IN MY HEAD – so much. I knew the area well, so I thought often of previous trips and encounters, my kids and so on. I thought a lot about time and impermanence, how things come and go (paths, ponds, railways, fields, barrow graves…)

LAND 20 – Skelbro til Lundestenen, 19.05.23

Denne side på dansk her

LAND 20 Dawn, 4:45 am. After the drop-off I walked westwards from the Skelbro quarry, and then north into the flat fieldscape of southern Bornholm. It was cold, with a partial ground frost, but clear and still. Embraced by the sound of birdsong and the sickly-sweet scent of the luminously yellow oilseed rape I painted the huge windmills as the sun rose beside me.
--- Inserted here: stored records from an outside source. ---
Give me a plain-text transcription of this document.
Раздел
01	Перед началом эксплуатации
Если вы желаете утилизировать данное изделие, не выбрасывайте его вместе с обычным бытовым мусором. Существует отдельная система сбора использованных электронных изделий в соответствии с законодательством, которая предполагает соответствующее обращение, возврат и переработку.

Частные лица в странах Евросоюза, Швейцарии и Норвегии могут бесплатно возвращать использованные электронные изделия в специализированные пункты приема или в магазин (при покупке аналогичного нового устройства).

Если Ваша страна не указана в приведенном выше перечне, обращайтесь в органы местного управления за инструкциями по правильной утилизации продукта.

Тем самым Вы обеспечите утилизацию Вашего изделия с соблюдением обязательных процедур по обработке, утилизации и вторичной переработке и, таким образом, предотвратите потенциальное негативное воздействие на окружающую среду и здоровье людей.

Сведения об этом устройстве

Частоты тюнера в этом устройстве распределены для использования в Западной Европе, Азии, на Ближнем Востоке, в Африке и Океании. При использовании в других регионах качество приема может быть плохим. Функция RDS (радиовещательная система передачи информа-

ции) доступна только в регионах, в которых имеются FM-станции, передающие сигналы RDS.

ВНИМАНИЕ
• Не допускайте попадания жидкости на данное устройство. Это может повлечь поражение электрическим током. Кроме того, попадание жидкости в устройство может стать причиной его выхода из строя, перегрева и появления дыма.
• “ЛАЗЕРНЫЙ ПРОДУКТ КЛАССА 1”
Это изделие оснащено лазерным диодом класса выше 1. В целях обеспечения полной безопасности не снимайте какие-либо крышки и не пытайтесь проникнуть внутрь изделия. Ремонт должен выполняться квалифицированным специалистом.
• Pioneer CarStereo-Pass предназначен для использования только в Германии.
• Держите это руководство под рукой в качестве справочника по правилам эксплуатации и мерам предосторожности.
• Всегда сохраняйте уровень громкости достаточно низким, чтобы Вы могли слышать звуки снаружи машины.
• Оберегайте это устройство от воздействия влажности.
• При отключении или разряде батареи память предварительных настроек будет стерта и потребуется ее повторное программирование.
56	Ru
Windmills at dawn, seen from Vasagaardsvejen

The area I found myself in has been earmarked by the Danish Government as the site of a huge high voltage transformer station to process energy harnessed from two gigantic offshore windfarms. I tried to imagine the landscape completely transformed. Southern Bornholm is scarred by countless attempts to extract mineral wealth from the landscape in some from or other, but Energiøen is on a completely different scale. At present people living in the area stand to receive no compensation.

I stopped for a coffee with a good friend in Sose, and then walked along the edge of the precipitous and narrow valley of lilleå (‘Little Stream’) that cuts deep through the fields on its way to the sea. In the steep and shaded valley – one of the very few truly ‘wild’ and uncultivated parts of Bornholm – I managed to find a spot to have some lunch. With the light breeze, cherry blossom intermittently floated snow-like down through the tangled mass of knotty boughs, before settling on the narrow stream far below.

Emerging from the valley I walked along the main road. My mood darkened as I struggled to work with the watercolours in the hot sun. Always something to moan about. The day was long, I was underslept and exhausted, my mood swinging pendulum-like with the self-determined success, or lack thereof, of each completed painting.

Looking south from Søndre landevej

I walked along the coastal path again, parallel to the sea, and tried to capture the kaleidoscope of greens as the sun shone through the leaves of the trees.

Green leaves

I took a short detour past wonderful old farms to visit a bronze-age rock carved with petroglyphs. Here I rested for a while. I pondered the importance and significance of these archaeological sites – both for my LAND project, and also in general.

Hellerestningsten. Lille Strandbygård

Down towards the coast again, I walked along a well-known path between Sose and Arnager, I was now entering a part of Bornholm I knew rather well.

The pier at Arnager

As I walked north again out of Arnager, I was entranced by some billowing white plastic sheets covering a potato field.

Watering potatoes, Arnagervejen

All around this part of southern Bornholm, fields were being watered due to the lack of rain. The evening was delicious now, my mood improved immeasurably. I walked along empty county roads accompanied by nightingale song, as the lowering sun cast a golden light over the fields.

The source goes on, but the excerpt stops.